Here’s some advice / observations from someone with a few miles on the clock:

The fact that you can see lots of areas for improvement is promising! It means
you’re a good engineer! But remember that coding at a large organisation is a
social activity, so seek mentors, suggest changes (and listen to feedback) and
always leave the code in a state better than you found it.

If everybody does that the heath of the codebase will improve.
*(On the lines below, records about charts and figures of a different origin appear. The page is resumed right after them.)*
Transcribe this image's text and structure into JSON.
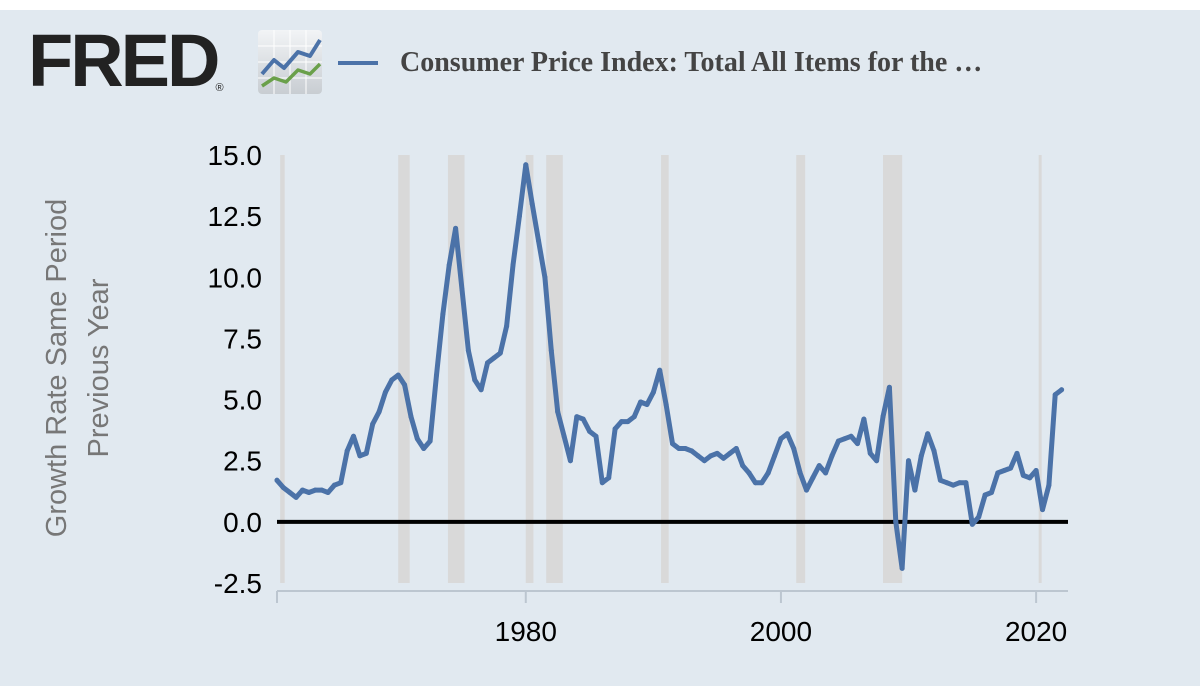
{
  "brand": {
    "name": "FRED",
    "registered": "®",
    "graph_icon": "line-chart-icon"
  },
  "colors": {
    "background": "#e1e9f0",
    "series": "#4b72a8",
    "recession": "#d9d9d9",
    "zero_line": "#000000",
    "axis_title": "#777777"
  },
  "chart_data": {
    "type": "line",
    "title": "Consumer Price Index: Total All Items for the …",
    "ylabel_lines": [
      "Growth Rate Same Period",
      "Previous Year"
    ],
    "xlabel": "",
    "xlim": [
      1960.5,
      2022.5
    ],
    "ylim": [
      -2.5,
      15.0
    ],
    "yticks": [
      {
        "value": 15.0,
        "label": "15.0"
      },
      {
        "value": 12.5,
        "label": "12.5"
      },
      {
        "value": 10.0,
        "label": "10.0"
      },
      {
        "value": 7.5,
        "label": "7.5"
      },
      {
        "value": 5.0,
        "label": "5.0"
      },
      {
        "value": 2.5,
        "label": "2.5"
      },
      {
        "value": 0.0,
        "label": "0.0"
      },
      {
        "value": -2.5,
        "label": "-2.5"
      }
    ],
    "xticks": [
      {
        "value": 1980,
        "label": "1980"
      },
      {
        "value": 2000,
        "label": "2000"
      },
      {
        "value": 2020,
        "label": "2020"
      }
    ],
    "recessions": [
      [
        1960.75,
        1961.1
      ],
      [
        1970.0,
        1970.9
      ],
      [
        1973.9,
        1975.2
      ],
      [
        1980.0,
        1980.6
      ],
      [
        1981.6,
        1982.9
      ],
      [
        1990.6,
        1991.2
      ],
      [
        2001.2,
        2001.9
      ],
      [
        2008.0,
        2009.5
      ],
      [
        2020.2,
        2020.4
      ]
    ],
    "reference_line": 0.0,
    "series": [
      {
        "name": "Consumer Price Index: Total All Items for the …",
        "x": [
          1960.5,
          1961.0,
          1961.5,
          1962.0,
          1962.5,
          1963.0,
          1963.5,
          1964.0,
          1964.5,
          1965.0,
          1965.5,
          1966.0,
          1966.5,
          1967.0,
          1967.5,
          1968.0,
          1968.5,
          1969.0,
          1969.5,
          1970.0,
          1970.5,
          1971.0,
          1971.5,
          1972.0,
          1972.5,
          1973.0,
          1973.5,
          1974.0,
          1974.5,
          1975.0,
          1975.5,
          1976.0,
          1976.5,
          1977.0,
          1977.5,
          1978.0,
          1978.5,
          1979.0,
          1979.5,
          1980.0,
          1980.5,
          1981.0,
          1981.5,
          1982.0,
          1982.5,
          1983.0,
          1983.5,
          1984.0,
          1984.5,
          1985.0,
          1985.5,
          1986.0,
          1986.5,
          1987.0,
          1987.5,
          1988.0,
          1988.5,
          1989.0,
          1989.5,
          1990.0,
          1990.5,
          1991.0,
          1991.5,
          1992.0,
          1992.5,
          1993.0,
          1993.5,
          1994.0,
          1994.5,
          1995.0,
          1995.5,
          1996.0,
          1996.5,
          1997.0,
          1997.5,
          1998.0,
          1998.5,
          1999.0,
          1999.5,
          2000.0,
          2000.5,
          2001.0,
          2001.5,
          2002.0,
          2002.5,
          2003.0,
          2003.5,
          2004.0,
          2004.5,
          2005.0,
          2005.5,
          2006.0,
          2006.5,
          2007.0,
          2007.5,
          2008.0,
          2008.5,
          2009.0,
          2009.5,
          2010.0,
          2010.5,
          2011.0,
          2011.5,
          2012.0,
          2012.5,
          2013.0,
          2013.5,
          2014.0,
          2014.5,
          2015.0,
          2015.5,
          2016.0,
          2016.5,
          2017.0,
          2017.5,
          2018.0,
          2018.5,
          2019.0,
          2019.5,
          2020.0,
          2020.5,
          2021.0,
          2021.5,
          2022.0
        ],
        "values": [
          1.7,
          1.4,
          1.2,
          1.0,
          1.3,
          1.2,
          1.3,
          1.3,
          1.2,
          1.5,
          1.6,
          2.9,
          3.5,
          2.7,
          2.8,
          4.0,
          4.5,
          5.3,
          5.8,
          6.0,
          5.6,
          4.3,
          3.4,
          3.0,
          3.3,
          6.0,
          8.5,
          10.5,
          12.0,
          9.5,
          7.0,
          5.8,
          5.4,
          6.5,
          6.7,
          6.9,
          8.0,
          10.5,
          12.5,
          14.6,
          13.0,
          11.5,
          10.0,
          7.0,
          4.5,
          3.5,
          2.5,
          4.3,
          4.2,
          3.7,
          3.5,
          1.6,
          1.8,
          3.8,
          4.1,
          4.1,
          4.3,
          4.9,
          4.8,
          5.3,
          6.2,
          4.8,
          3.2,
          3.0,
          3.0,
          2.9,
          2.7,
          2.5,
          2.7,
          2.8,
          2.6,
          2.8,
          3.0,
          2.3,
          2.0,
          1.6,
          1.6,
          2.0,
          2.7,
          3.4,
          3.6,
          3.0,
          2.0,
          1.3,
          1.8,
          2.3,
          2.0,
          2.7,
          3.3,
          3.4,
          3.5,
          3.2,
          4.2,
          2.8,
          2.5,
          4.3,
          5.5,
          0.0,
          -1.9,
          2.5,
          1.3,
          2.7,
          3.6,
          2.9,
          1.7,
          1.6,
          1.5,
          1.6,
          1.6,
          -0.1,
          0.2,
          1.1,
          1.2,
          2.0,
          2.1,
          2.2,
          2.8,
          1.9,
          1.8,
          2.1,
          0.5,
          1.5,
          5.2,
          5.4
        ]
      }
    ]
  }
}
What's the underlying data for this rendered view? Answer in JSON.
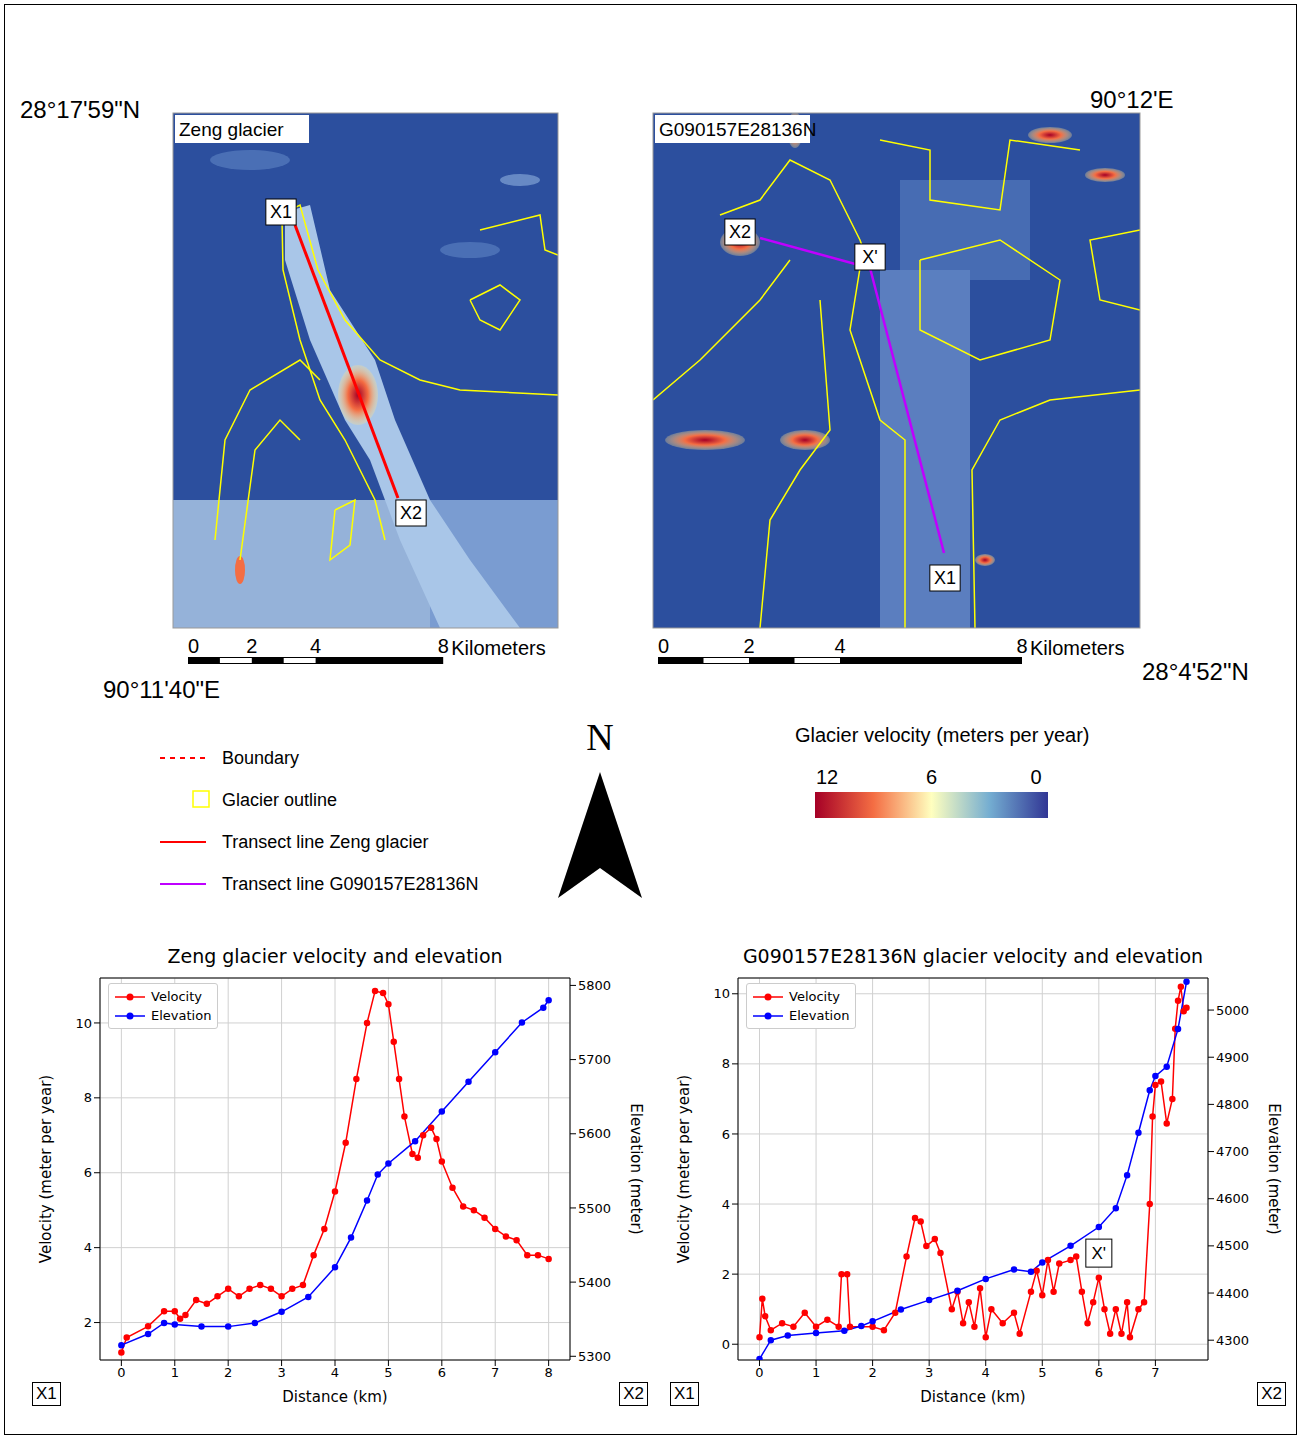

It may feel overwhelming the sheer amount of fixes that seem to be required,
but remember that it’s not your responsibility to fix everything, and “how do
you eat an elephant? One bite at a time”

If you’re suffering depression that’s not purely job dissatisfaction go get
some help.

Also personal hobbies to keep some variation - coding or non-coding, you need
a break

Good luck on your journey!

------
p0d
I was talking to a 70 year old friend recently. He concluded your third job
tends to be the good one. I imagine the number is not the important factor. I
think the message is we live and learn.

------
q-base
You answer your question in the last paragraph. Yes that is life. You work
hard to achieve your goals(sometimes even others goals that you have mistaken
as your own) and once you get there you realize that it was not Nirvana.
Having the job/car/house/lifestyle/etc. you dreamed of your entire life still
comes with a lot of issues.

We tend to think of our life in terms of; when only I get X then my life will
be complete. Guess what. It won't. You will still be the same person - only
with X. That job/car/spouse/house you put on a pedestal comes with a lot of
issues as well.

It is absolutely okay to realize that the dream job perhaps wasn't so. Perhaps
somewhere else is a better fit. You should not be afraid to change. It is only
if you keep changing jobs to find out that everything there is not as expected
- then perhaps you should look in the mirror for the common denominator.

------
brudgers
If you're afflicted with _clinical_ depression, a good step may be to talk
with a licensed clinical therapist to address a medical issue. If you're not
experiencing _clinical_ depression, then exploring your current employment
options and formulating new career goals might more reasonable. Good luck.

------
slipwalker
_I 'm struggling with motivation_ my suggestion here is to check "discipline
beats motivation" ( [https://iheartintelligence.com/2016/11/17/discipline-
beats-m...](https://iheartintelligence.com/2016/11/17/discipline-beats-
motivation/) ).

You don't need motivation, just discipline to build habits... it's non
consequential whether or not you will ( eventually ) change jobs, everywhere
will be a challenge if you lean on motivation.

------
mbiondi
Take it as a life lesson. Lots of places are not as rosy on the inside as they
appear from the outside.

If the place is a mess that might mean there's an opportunity for you to
shine. I would take it as a challenge and try to push the bar higher.

------
segmondy
Shut up and get to work. That's why the company hired you, because they have
problems. Be a part of the solution and not part of the problem by whining
about not having a sense of ownership. Step up and own things, start fixing
shit, start documenting things and fixing the mess.